EMDR helps identify and reprocess the experiences that contributed to these beliefs, allowing healthier and more compassionate perspectives to emerge.

Supporting Recovery After Relationship Injuries

Relationship difficulties, infidelity, rejection, betrayal, or repeated experiences of feeling unwanted can significantly impact sexual connection.

EMDR can help process these emotional injuries whilst supporting couples and individuals to rebuild trust, safety, and emotional closeness.

Improving Body Confidence

For some people, body image concerns can create barriers to intimacy. Past experiences of bullying, criticism, humiliation, or rejection may continue to affect how someone feels about themselves.

By processing these experiences, EMDR can help reduce emotional distress and increase self-acceptance.


An Attachment Perspective

From an attachment perspective, our experiences of closeness, safety, and connection often influence our sexual relationships.

If emotional intimacy has felt unsafe in the past, sexual intimacy may also feel challenging. Sometimes parts of us long for closeness whilst other parts feel fearful, vulnerable, or protective.


In therapy, EMDR can be integrated with attachment-focused work to help individuals understand these conflicting feelings and develop a greater sense of safety within themselves and their relationships.


Is EMDR Right for Psychosexual Difficulties?

EMDR is not a medical treatment and is not appropriate for every sexual difficulty. Where physical symptoms are present, it is important to consult a GP or relevant healthcare professional to rule out any medical causes.

However, where emotional, psychological, relational, or trauma-related factors are contributing to psychosexual difficulties, EMDR can be a powerful and effective approach.

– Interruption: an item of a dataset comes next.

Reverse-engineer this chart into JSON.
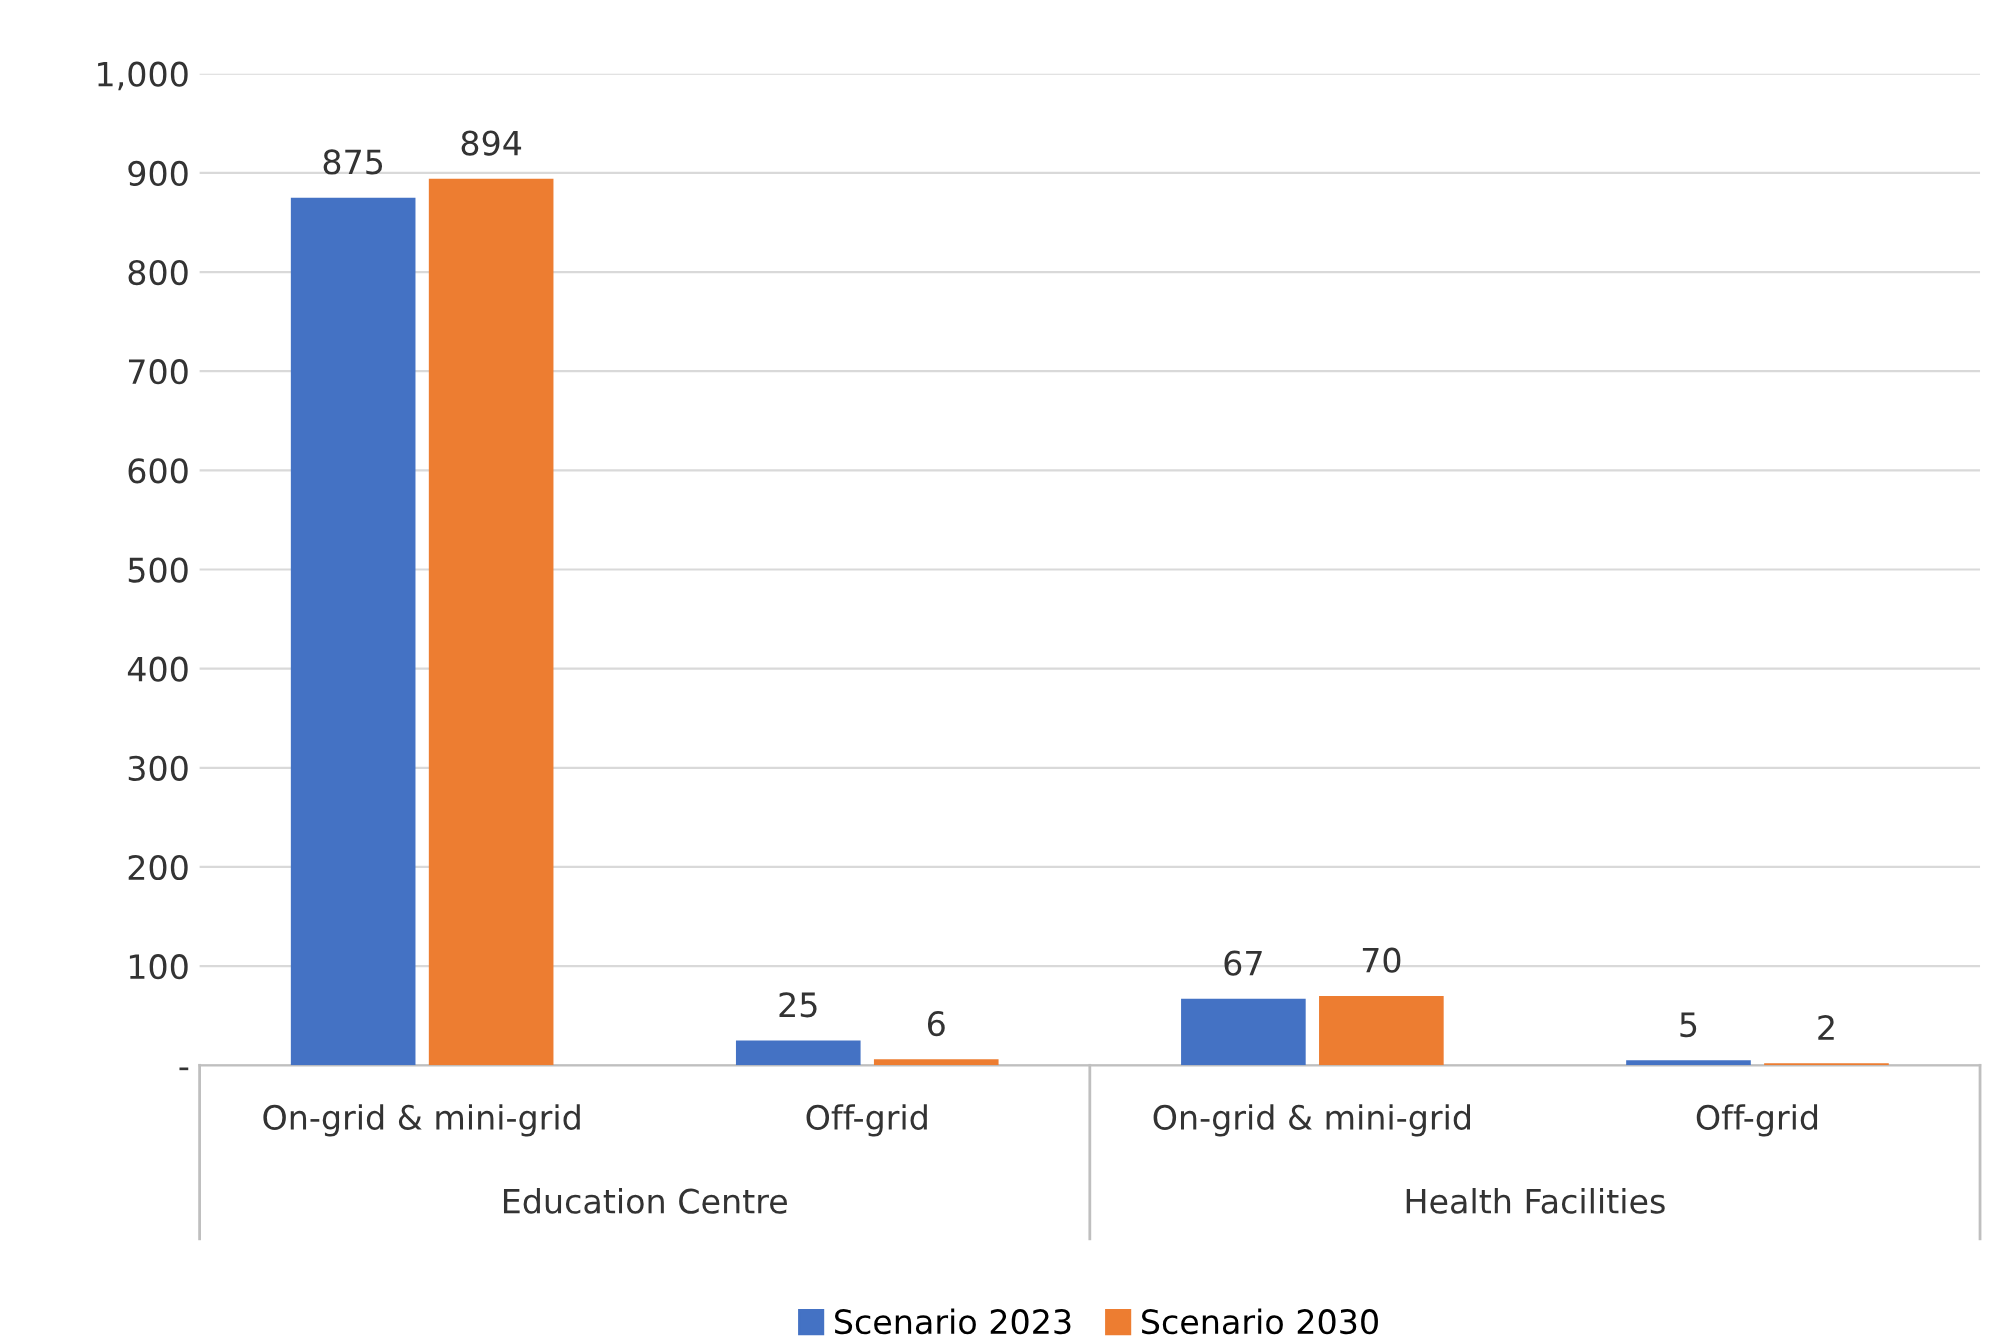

Many people find that as underlying anxiety, shame, trauma, and emotional blocks begin to resolve, intimacy becomes less pressured, more enjoyable, and more connected.


Seeking Support

Psychosexual difficulties can feel deeply personal, and many people struggle in silence for years before seeking help.

You do not need to face these difficulties alone.

With the right support, it is possible to better understand what may be contributing to your difficulties, heal past experiences, develop a healthier relationship with yourself, and create greater emotional and physical intimacy within your relationships.